Son sourire vacilla une seconde.

« Je ne vois pas ce que vous voulez dire. J'ai trouvé un remède, moi. Un remède que vous, la célèbre parfumeuse, n'avez pas su trouver. Peut-être que votre réputation est surfaite. »

C'était une attaque directe. Elle voulait m'humilier publiquement.

« Peut-être », dis-je en haussant les épaules. « Le temps nous le dira. »

« Oh, mais nous n'avons pas besoin d'attendre ! » lança-t-elle, élevant la voix pour attirer l'attention des invités les plus proches. « Faisons un pari, Mademoiselle Dubois. Un pari public. Je parie que d'ici un mois, Antoine aura totalement retrouvé son odorat grâce à moi. Et vous ? Que pouvez-vous accomplir en un mois ? »

Elle me regardait, sûre d'elle, persuadée que j'allais refuser ou me dérober. Les gens autour de nous s'étaient tus, curieux d'assister à ce duel inattendu. Antoine s'était rapproché, un air suffisant sur le visage.

Je bus une gorgée de champagne, lentement. Puis je posai mon verre.

« Très bien. J'accepte votre pari. »

Un murmure parcourut le petit cercle qui s'était formé autour de nous. Cécile parut surprise, mais se reprit vite.

« Et qui sera votre... patient ? » demanda-t-elle d'un ton moqueur. « Allez-vous guérir un caniche de son rhume ? »

Je la regardai droit dans les yeux.

« Mon patient sera Louis Bernard. »

Le nom eut l'effet d'une bombe. Le sourire d'Antoine disparut instantanément, remplacé par une expression de haine pure. Louis Bernard était son ennemi juré, son rival dans tous les domaines. L'idée que je puisse réussir là où il avait échoué, et avec son pire ennemi de surcroît, était un affront intolérable.

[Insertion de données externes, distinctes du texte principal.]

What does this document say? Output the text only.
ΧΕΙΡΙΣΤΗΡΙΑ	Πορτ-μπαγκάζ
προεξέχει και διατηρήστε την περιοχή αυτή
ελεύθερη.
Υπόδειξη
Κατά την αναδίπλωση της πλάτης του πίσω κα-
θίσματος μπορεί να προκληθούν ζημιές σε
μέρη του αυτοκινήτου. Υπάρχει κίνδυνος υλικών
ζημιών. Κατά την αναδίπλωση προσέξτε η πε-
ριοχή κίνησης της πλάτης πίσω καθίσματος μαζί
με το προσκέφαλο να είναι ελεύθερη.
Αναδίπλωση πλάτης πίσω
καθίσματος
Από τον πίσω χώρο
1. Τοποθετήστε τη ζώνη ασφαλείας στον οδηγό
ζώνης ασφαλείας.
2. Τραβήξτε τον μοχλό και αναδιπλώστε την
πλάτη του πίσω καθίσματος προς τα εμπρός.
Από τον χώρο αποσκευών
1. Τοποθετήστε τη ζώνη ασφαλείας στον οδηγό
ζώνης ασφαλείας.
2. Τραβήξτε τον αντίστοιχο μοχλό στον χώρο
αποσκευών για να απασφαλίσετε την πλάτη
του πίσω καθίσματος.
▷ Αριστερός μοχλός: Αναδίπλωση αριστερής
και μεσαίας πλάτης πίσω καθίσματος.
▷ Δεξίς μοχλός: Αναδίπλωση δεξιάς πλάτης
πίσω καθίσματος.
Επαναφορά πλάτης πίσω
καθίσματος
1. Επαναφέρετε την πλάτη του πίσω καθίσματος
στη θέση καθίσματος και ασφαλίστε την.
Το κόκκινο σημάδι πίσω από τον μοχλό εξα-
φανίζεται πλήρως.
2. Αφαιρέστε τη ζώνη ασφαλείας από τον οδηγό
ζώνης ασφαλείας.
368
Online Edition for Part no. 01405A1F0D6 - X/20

Cécile était décontenancée. Elle ne s'attendait pas à ça. Elle avait voulu me piéger, mais je venais de retourner la situation contre elle. Le pari n'était plus une simple démonstration de sa supériorité, c'était devenu un combat direct entre les maisons Lefevre et Bernard, avec moi comme arbitre.

« Vous... vous bluffez », bégaya-t-elle.

« Pas du tout », répondis-je, ma voix plus assurée que jamais. « Le défi est simple. D'ici un mois, nous verrons qui de nous deux aura véritablement guéri son patient. Le vôtre, Antoine Lefevre. Le mien, Louis Bernard. Lequel des deux sera capable de distinguer à l'aveugle les douze essences fondamentales de la parfumerie ? L'un de nous deux gagnera. L'autre perdra tout. »

Mon regard passa de Cécile à Antoine. Je savais ce qu'ils ne savaient pas. L'élixir qu'elle lui donnait était un poison lent, une concoction dangereuse qui ne faisait que masquer les symptômes tout en détruisant son corps de l'intérieur.

Ils venaient de tomber tête la première dans mon piège.